Faulty Patch Freezes Millions of UK Bank Accounts 155
Posted
by
timothy
from the cuba-will-send-doctors dept.
from the cuba-will-send-doctors dept.
frisket writes with news from The Register about ongoing problems for some UK banks: "'RBS and Natwest have failed to register inbound payments for up to three days, customers have reported, leaving people unable to pay for bills, travel and even food. The banks — both owned by RBS Group — have confirmed that technical glitches have left bank accounts displaying the wrong balances and certain services unavailable. There is no fix date available.' Customers of NatWest subsidiary Ulster Bank in Ireland have also been left without banking services. RTE reports that 'the problem had arisen within the systems of parent bank RBOS when an incorrect patch was applied.'"
Annoyed customer (Score:3, Interesting)
Thankfully I don't live week to week off my wage like some people do, but if I did I'd be having major problems as evidenced by some of the BBC [bbc.co.uk] stories.
Re:test labs (Score:4, Interesting)
For our critical stuff we hav 4 layers to get to production:
1) I do Foo and test it on my dev machine on an unsigned system
2) I submit my Foo to the build system, it builds it for unsigned systems and it is tested by our QRE/Validation department
3) Once things look good, it is signed, then deployed to our Validation dept to run on signed systems.
4) If it is still looking good, then it is deployed.
And we're not even a banking related operation...
-nB
consequences (Score:5, Interesting)
Well, I don't know if it's still the case, but when I worked in banking IT in the late 80s here in the US there was a standing rule: if you don't process checks for more than 24 hours, you can be taken over by the Federal Reserve--where that takeover implies the possibility of being shut down and your assets distributed to other banks.
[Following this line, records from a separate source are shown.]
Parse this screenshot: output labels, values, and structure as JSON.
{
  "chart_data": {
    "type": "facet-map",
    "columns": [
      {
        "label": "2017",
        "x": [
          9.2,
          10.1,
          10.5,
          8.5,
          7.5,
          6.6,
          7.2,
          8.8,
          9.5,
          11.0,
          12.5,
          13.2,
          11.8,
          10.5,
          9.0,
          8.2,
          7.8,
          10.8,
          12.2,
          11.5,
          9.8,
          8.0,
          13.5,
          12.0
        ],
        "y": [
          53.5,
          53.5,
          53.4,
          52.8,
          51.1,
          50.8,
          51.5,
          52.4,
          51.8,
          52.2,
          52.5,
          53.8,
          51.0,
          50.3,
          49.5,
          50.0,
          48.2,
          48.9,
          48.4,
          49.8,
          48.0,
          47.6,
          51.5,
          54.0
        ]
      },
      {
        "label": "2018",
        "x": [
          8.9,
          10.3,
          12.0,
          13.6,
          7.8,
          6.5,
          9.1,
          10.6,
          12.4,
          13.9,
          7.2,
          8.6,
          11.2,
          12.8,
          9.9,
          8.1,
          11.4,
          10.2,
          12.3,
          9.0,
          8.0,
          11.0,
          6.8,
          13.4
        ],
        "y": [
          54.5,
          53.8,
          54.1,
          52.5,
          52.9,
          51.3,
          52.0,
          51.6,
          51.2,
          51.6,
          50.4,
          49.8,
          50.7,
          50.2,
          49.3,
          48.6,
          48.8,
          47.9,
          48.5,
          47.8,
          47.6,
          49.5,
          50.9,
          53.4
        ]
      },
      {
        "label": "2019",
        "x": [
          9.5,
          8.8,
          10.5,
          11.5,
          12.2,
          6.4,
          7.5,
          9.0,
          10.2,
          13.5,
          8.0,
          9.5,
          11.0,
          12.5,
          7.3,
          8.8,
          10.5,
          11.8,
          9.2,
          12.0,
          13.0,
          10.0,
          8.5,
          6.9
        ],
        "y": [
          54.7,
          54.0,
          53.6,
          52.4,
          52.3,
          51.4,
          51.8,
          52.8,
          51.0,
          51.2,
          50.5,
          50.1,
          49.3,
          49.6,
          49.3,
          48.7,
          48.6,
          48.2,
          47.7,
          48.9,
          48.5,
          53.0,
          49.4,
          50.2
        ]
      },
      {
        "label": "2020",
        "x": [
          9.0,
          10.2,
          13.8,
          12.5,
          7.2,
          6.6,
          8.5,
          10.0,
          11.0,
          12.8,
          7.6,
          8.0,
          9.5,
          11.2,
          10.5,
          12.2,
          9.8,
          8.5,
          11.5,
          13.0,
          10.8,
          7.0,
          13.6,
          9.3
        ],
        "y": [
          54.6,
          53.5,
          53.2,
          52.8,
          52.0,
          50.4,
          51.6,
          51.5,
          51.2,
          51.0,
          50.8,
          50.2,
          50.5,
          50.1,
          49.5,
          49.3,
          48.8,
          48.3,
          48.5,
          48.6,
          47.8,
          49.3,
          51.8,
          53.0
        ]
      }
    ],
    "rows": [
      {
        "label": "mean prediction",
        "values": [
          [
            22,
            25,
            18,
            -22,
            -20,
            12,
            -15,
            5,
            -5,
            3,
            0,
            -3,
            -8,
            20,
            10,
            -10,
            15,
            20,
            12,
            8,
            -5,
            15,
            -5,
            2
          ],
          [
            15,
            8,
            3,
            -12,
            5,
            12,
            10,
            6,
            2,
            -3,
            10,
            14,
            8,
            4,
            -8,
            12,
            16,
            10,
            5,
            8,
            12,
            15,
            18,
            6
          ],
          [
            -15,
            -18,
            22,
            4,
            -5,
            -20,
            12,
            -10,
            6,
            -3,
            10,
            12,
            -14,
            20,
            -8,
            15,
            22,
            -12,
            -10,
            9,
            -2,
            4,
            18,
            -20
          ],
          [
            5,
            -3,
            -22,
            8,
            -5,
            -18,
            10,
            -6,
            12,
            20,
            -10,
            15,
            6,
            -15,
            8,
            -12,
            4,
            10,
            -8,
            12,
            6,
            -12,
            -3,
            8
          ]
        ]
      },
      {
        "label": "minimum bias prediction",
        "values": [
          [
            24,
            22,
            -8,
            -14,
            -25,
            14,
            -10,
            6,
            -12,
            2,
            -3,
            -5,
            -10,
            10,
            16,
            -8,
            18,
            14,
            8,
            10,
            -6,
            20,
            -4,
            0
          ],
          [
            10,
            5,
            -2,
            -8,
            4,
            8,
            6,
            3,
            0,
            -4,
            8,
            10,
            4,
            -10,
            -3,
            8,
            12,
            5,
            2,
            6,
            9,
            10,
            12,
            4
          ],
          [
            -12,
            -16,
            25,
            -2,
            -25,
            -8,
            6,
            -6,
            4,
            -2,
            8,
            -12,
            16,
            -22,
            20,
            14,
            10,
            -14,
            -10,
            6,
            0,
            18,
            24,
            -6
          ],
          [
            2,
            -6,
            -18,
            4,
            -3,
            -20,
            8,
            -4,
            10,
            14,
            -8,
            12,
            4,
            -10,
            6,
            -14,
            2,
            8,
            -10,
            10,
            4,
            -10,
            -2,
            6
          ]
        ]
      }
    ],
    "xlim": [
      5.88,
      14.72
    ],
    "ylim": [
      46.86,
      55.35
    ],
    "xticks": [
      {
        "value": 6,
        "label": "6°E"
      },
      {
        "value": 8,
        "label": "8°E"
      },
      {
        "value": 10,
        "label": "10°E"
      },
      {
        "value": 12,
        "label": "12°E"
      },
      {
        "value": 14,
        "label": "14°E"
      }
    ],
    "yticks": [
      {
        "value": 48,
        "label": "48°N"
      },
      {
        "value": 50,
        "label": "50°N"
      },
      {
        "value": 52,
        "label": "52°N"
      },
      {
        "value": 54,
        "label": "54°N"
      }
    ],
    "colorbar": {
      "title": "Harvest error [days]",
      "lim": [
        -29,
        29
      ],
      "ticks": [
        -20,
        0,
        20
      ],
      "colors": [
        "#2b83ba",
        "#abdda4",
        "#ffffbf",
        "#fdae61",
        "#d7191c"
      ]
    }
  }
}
That really kept the fear of god in management with regard to keeping core IT running, backups, disaster recovery, etc. Daily offsite backups, periodically loading the backups at a backup facility and running test loads...
There should still be such a rule, and it should apply to electronic transactions as well as checks (not much difference anymore anyway), and the UK ought to adopt it. If a bank takes down its main system with a fucked-up patch, and can't get its disaster recovery plan working in 24 hours, shut it down.
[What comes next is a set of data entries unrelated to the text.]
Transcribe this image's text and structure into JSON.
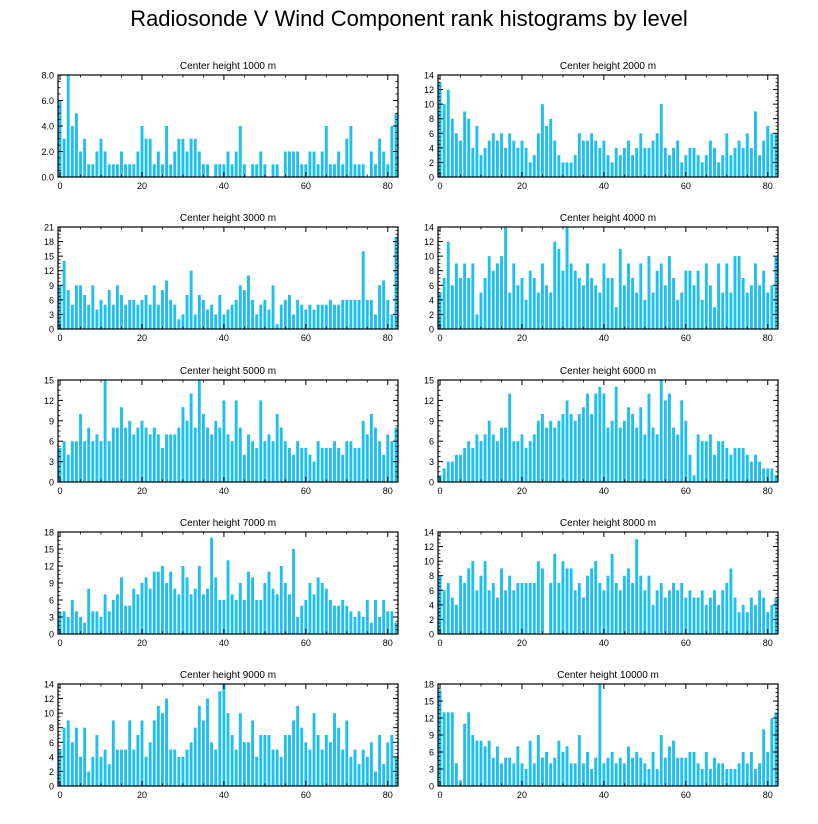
{
  "title": "Radiosonde V Wind Component rank histograms by level",
  "bar_color": "#1ec0f0",
  "chart_data": [
    {
      "type": "bar",
      "title": "Center height 1000 m",
      "x_start": 0,
      "xticks": [
        0,
        20,
        40,
        60,
        80
      ],
      "xlim": [
        -0.5,
        82.5
      ],
      "ylim": [
        0,
        8
      ],
      "yticks": [
        0,
        2,
        4,
        6,
        8
      ],
      "ytick_labels": [
        "0.0",
        "2.0",
        "4.0",
        "6.0",
        "8.0"
      ],
      "values": [
        6,
        3,
        8,
        4,
        5,
        2,
        3,
        1,
        1,
        2,
        3,
        2,
        1,
        1,
        1,
        2,
        1,
        1,
        1,
        2,
        4,
        3,
        3,
        1,
        2,
        1,
        4,
        1,
        2,
        3,
        3,
        2,
        3,
        3,
        2,
        1,
        1,
        0,
        1,
        1,
        1,
        2,
        1,
        2,
        4,
        1,
        0,
        1,
        1,
        2,
        1,
        0,
        1,
        1,
        0,
        2,
        2,
        2,
        2,
        1,
        1,
        2,
        2,
        1,
        2,
        4,
        1,
        1,
        2,
        1,
        3,
        4,
        1,
        1,
        1,
        0,
        2,
        1,
        3,
        2,
        1,
        4,
        5
      ]
    },
    {
      "type": "bar",
      "title": "Center height 2000 m",
      "x_start": 0,
      "xticks": [
        0,
        20,
        40,
        60,
        80
      ],
      "xlim": [
        -0.5,
        82.5
      ],
      "ylim": [
        0,
        14
      ],
      "yticks": [
        0,
        2,
        4,
        6,
        8,
        10,
        12,
        14
      ],
      "ytick_labels": [
        "0",
        "2",
        "4",
        "6",
        "8",
        "10",
        "12",
        "14"
      ],
      "values": [
        13,
        10,
        12,
        8,
        6,
        5,
        9,
        8,
        4,
        7,
        3,
        4,
        5,
        6,
        5,
        6,
        4,
        6,
        5,
        4,
        5,
        4,
        2,
        3,
        6,
        10,
        7,
        8,
        5,
        3,
        2,
        2,
        2,
        3,
        6,
        5,
        5,
        6,
        5,
        4,
        5,
        3,
        2,
        4,
        3,
        4,
        5,
        3,
        4,
        6,
        4,
        4,
        5,
        6,
        10,
        4,
        3,
        4,
        5,
        2,
        3,
        4,
        4,
        3,
        2,
        3,
        5,
        4,
        2,
        3,
        6,
        3,
        4,
        5,
        4,
        6,
        4,
        9,
        3,
        5,
        7,
        6,
        6
      ]
    },
    {
      "type": "bar",
      "title": "Center height 3000 m",
      "x_start": 0,
      "xticks": [
        0,
        20,
        40,
        60,
        80
      ],
      "xlim": [
        -0.5,
        82.5
      ],
      "ylim": [
        0,
        21
      ],
      "yticks": [
        0,
        3,
        6,
        9,
        12,
        15,
        18,
        21
      ],
      "ytick_labels": [
        "0",
        "3",
        "6",
        "9",
        "12",
        "15",
        "18",
        "21"
      ],
      "values": [
        9,
        14,
        8,
        5,
        9,
        9,
        7,
        5,
        9,
        4,
        6,
        5,
        8,
        5,
        9,
        7,
        5,
        6,
        6,
        5,
        6,
        7,
        5,
        9,
        5,
        8,
        10,
        6,
        5,
        2,
        3,
        7,
        12,
        3,
        7,
        6,
        4,
        5,
        3,
        7,
        3,
        4,
        5,
        6,
        9,
        8,
        11,
        6,
        3,
        5,
        6,
        4,
        9,
        1,
        5,
        6,
        7,
        3,
        6,
        5,
        4,
        5,
        4,
        5,
        5,
        5,
        6,
        5,
        5,
        6,
        6,
        6,
        6,
        6,
        16,
        6,
        6,
        3,
        9,
        10,
        6,
        3,
        19
      ]
    },
    {
      "type": "bar",
      "title": "Center height 4000 m",
      "x_start": 0,
      "xticks": [
        0,
        20,
        40,
        60,
        80
      ],
      "xlim": [
        -0.5,
        82.5
      ],
      "ylim": [
        0,
        14
      ],
      "yticks": [
        0,
        2,
        4,
        6,
        8,
        10,
        12,
        14
      ],
      "ytick_labels": [
        "0",
        "2",
        "4",
        "6",
        "8",
        "10",
        "12",
        "14"
      ],
      "values": [
        5,
        7,
        12,
        6,
        9,
        7,
        9,
        7,
        9,
        2,
        5,
        7,
        10,
        8,
        9,
        10,
        14,
        5,
        9,
        6,
        7,
        4,
        8,
        7,
        5,
        9,
        6,
        5,
        12,
        11,
        8,
        14,
        9,
        8,
        7,
        6,
        9,
        7,
        6,
        5,
        9,
        7,
        7,
        3,
        11,
        6,
        9,
        7,
        5,
        9,
        4,
        10,
        5,
        8,
        9,
        6,
        10,
        7,
        4,
        5,
        8,
        8,
        6,
        8,
        4,
        9,
        6,
        3,
        9,
        5,
        9,
        5,
        10,
        10,
        7,
        5,
        6,
        9,
        6,
        8,
        5,
        6,
        10
      ]
    },
    {
      "type": "bar",
      "title": "Center height 5000 m",
      "x_start": 0,
      "xticks": [
        0,
        20,
        40,
        60,
        80
      ],
      "xlim": [
        -0.5,
        82.5
      ],
      "ylim": [
        0,
        15
      ],
      "yticks": [
        0,
        3,
        6,
        9,
        12,
        15
      ],
      "ytick_labels": [
        "0",
        "3",
        "6",
        "9",
        "12",
        "15"
      ],
      "values": [
        5,
        6,
        4,
        6,
        6,
        10,
        6,
        8,
        6,
        7,
        6,
        15,
        6,
        8,
        8,
        11,
        8,
        9,
        7,
        8,
        9,
        8,
        7,
        8,
        7,
        5,
        7,
        7,
        7,
        8,
        11,
        9,
        13,
        8,
        15,
        10,
        8,
        7,
        9,
        8,
        12,
        7,
        6,
        12,
        8,
        4,
        7,
        6,
        5,
        12,
        6,
        7,
        6,
        10,
        8,
        6,
        5,
        4,
        6,
        5,
        5,
        4,
        3,
        6,
        5,
        5,
        5,
        6,
        5,
        4,
        6,
        6,
        5,
        5,
        9,
        7,
        10,
        8,
        6,
        4,
        7,
        6,
        8
      ]
    },
    {
      "type": "bar",
      "title": "Center height 6000 m",
      "x_start": 0,
      "xticks": [
        0,
        20,
        40,
        60,
        80
      ],
      "xlim": [
        -0.5,
        82.5
      ],
      "ylim": [
        0,
        15
      ],
      "yticks": [
        0,
        3,
        6,
        9,
        12,
        15
      ],
      "ytick_labels": [
        "0",
        "3",
        "6",
        "9",
        "12",
        "15"
      ],
      "values": [
        1,
        2,
        3,
        3,
        4,
        4,
        5,
        6,
        5,
        7,
        6,
        7,
        9,
        7,
        6,
        8,
        8,
        13,
        6,
        6,
        7,
        5,
        6,
        7,
        9,
        10,
        8,
        9,
        8,
        9,
        10,
        12,
        10,
        9,
        10,
        11,
        13,
        10,
        13,
        14,
        13,
        8,
        9,
        14,
        8,
        9,
        11,
        10,
        8,
        11,
        7,
        13,
        8,
        7,
        15,
        12,
        13,
        8,
        7,
        12,
        9,
        4,
        1,
        7,
        6,
        6,
        7,
        4,
        6,
        6,
        5,
        4,
        5,
        5,
        5,
        4,
        3,
        4,
        3,
        2,
        2,
        2,
        1
      ]
    },
    {
      "type": "bar",
      "title": "Center height 7000 m",
      "x_start": 0,
      "xticks": [
        0,
        20,
        40,
        60,
        80
      ],
      "xlim": [
        -0.5,
        82.5
      ],
      "ylim": [
        0,
        18
      ],
      "yticks": [
        0,
        3,
        6,
        9,
        12,
        15,
        18
      ],
      "ytick_labels": [
        "0",
        "3",
        "6",
        "9",
        "12",
        "15",
        "18"
      ],
      "values": [
        4,
        4,
        3,
        6,
        4,
        3,
        2,
        8,
        4,
        4,
        3,
        7,
        4,
        6,
        7,
        10,
        5,
        5,
        8,
        7,
        9,
        10,
        8,
        11,
        11,
        12,
        9,
        11,
        8,
        7,
        12,
        10,
        7,
        8,
        12,
        7,
        8,
        17,
        10,
        6,
        6,
        13,
        7,
        6,
        9,
        6,
        11,
        10,
        6,
        6,
        9,
        11,
        8,
        7,
        12,
        9,
        7,
        15,
        3,
        5,
        6,
        9,
        7,
        10,
        9,
        8,
        6,
        5,
        5,
        6,
        5,
        4,
        3,
        4,
        3,
        6,
        2,
        6,
        3,
        6,
        4,
        4,
        2
      ]
    },
    {
      "type": "bar",
      "title": "Center height 8000 m",
      "x_start": 0,
      "xticks": [
        0,
        20,
        40,
        60,
        80
      ],
      "xlim": [
        -0.5,
        82.5
      ],
      "ylim": [
        0,
        14
      ],
      "yticks": [
        0,
        2,
        4,
        6,
        8,
        10,
        12,
        14
      ],
      "ytick_labels": [
        "0",
        "2",
        "4",
        "6",
        "8",
        "10",
        "12",
        "14"
      ],
      "values": [
        8,
        6,
        7,
        5,
        4,
        8,
        7,
        9,
        10,
        6,
        8,
        10,
        6,
        7,
        5,
        9,
        6,
        8,
        6,
        7,
        7,
        7,
        7,
        7,
        10,
        9,
        0,
        7,
        11,
        7,
        10,
        9,
        9,
        6,
        7,
        5,
        8,
        9,
        10,
        7,
        6,
        8,
        11,
        7,
        6,
        8,
        9,
        7,
        13,
        8,
        6,
        8,
        4,
        6,
        7,
        5,
        6,
        7,
        6,
        7,
        5,
        6,
        5,
        5,
        6,
        4,
        5,
        6,
        4,
        6,
        7,
        9,
        5,
        3,
        4,
        3,
        5,
        4,
        6,
        5,
        3,
        4,
        5
      ]
    },
    {
      "type": "bar",
      "title": "Center height 9000 m",
      "x_start": 0,
      "xticks": [
        0,
        20,
        40,
        60,
        80
      ],
      "xlim": [
        -0.5,
        82.5
      ],
      "ylim": [
        0,
        14
      ],
      "yticks": [
        0,
        2,
        4,
        6,
        8,
        10,
        12,
        14
      ],
      "ytick_labels": [
        "0",
        "2",
        "4",
        "6",
        "8",
        "10",
        "12",
        "14"
      ],
      "values": [
        5,
        8,
        9,
        6,
        8,
        4,
        8,
        2,
        4,
        7,
        4,
        5,
        3,
        9,
        5,
        5,
        5,
        9,
        5,
        7,
        9,
        4,
        6,
        9,
        11,
        10,
        12,
        5,
        5,
        4,
        4,
        5,
        6,
        8,
        11,
        9,
        12,
        6,
        5,
        13,
        14,
        10,
        7,
        5,
        10,
        6,
        6,
        9,
        4,
        7,
        7,
        7,
        5,
        5,
        4,
        7,
        7,
        9,
        11,
        8,
        6,
        5,
        10,
        7,
        5,
        7,
        6,
        10,
        8,
        5,
        9,
        4,
        5,
        3,
        5,
        4,
        6,
        2,
        7,
        3,
        6,
        7,
        4
      ]
    },
    {
      "type": "bar",
      "title": "Center height 10000 m",
      "x_start": 0,
      "xticks": [
        0,
        20,
        40,
        60,
        80
      ],
      "xlim": [
        -0.5,
        82.5
      ],
      "ylim": [
        0,
        18
      ],
      "yticks": [
        0,
        3,
        6,
        9,
        12,
        15,
        18
      ],
      "ytick_labels": [
        "0",
        "3",
        "6",
        "9",
        "12",
        "15",
        "18"
      ],
      "values": [
        17,
        13,
        13,
        13,
        4,
        1,
        11,
        13,
        9,
        8,
        8,
        7,
        8,
        5,
        7,
        4,
        5,
        5,
        4,
        7,
        4,
        3,
        8,
        4,
        9,
        5,
        6,
        4,
        5,
        8,
        6,
        7,
        4,
        4,
        9,
        4,
        6,
        3,
        5,
        18,
        4,
        5,
        6,
        4,
        5,
        4,
        7,
        5,
        6,
        5,
        4,
        3,
        6,
        3,
        9,
        5,
        7,
        8,
        5,
        5,
        5,
        6,
        6,
        4,
        3,
        6,
        3,
        5,
        4,
        4,
        3,
        3,
        3,
        4,
        6,
        4,
        6,
        3,
        4,
        10,
        6,
        12,
        13
      ]
    }
  ]
}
Re:consequences (Score:4, Interesting)
I'd go a step further and limit the size of banks to something the government can reasonably deal with should things go south.
If the biggest banks had tens or hundreds of millions in deposits it wouldn't be such a big deal when one of them has an issue like this. Just have the government step in and take care of the people affected, and then fine the living daylights out of whoever messed up once it is all sorted out.
The problem is that these banks are getting so large that you can fit those responsible for 80% of the world's wealth into a single room. That means that they talk to each other, adopt similar policies, and so on. We have far more systemic risk, and even when you get a random failure like this the impact is enormous.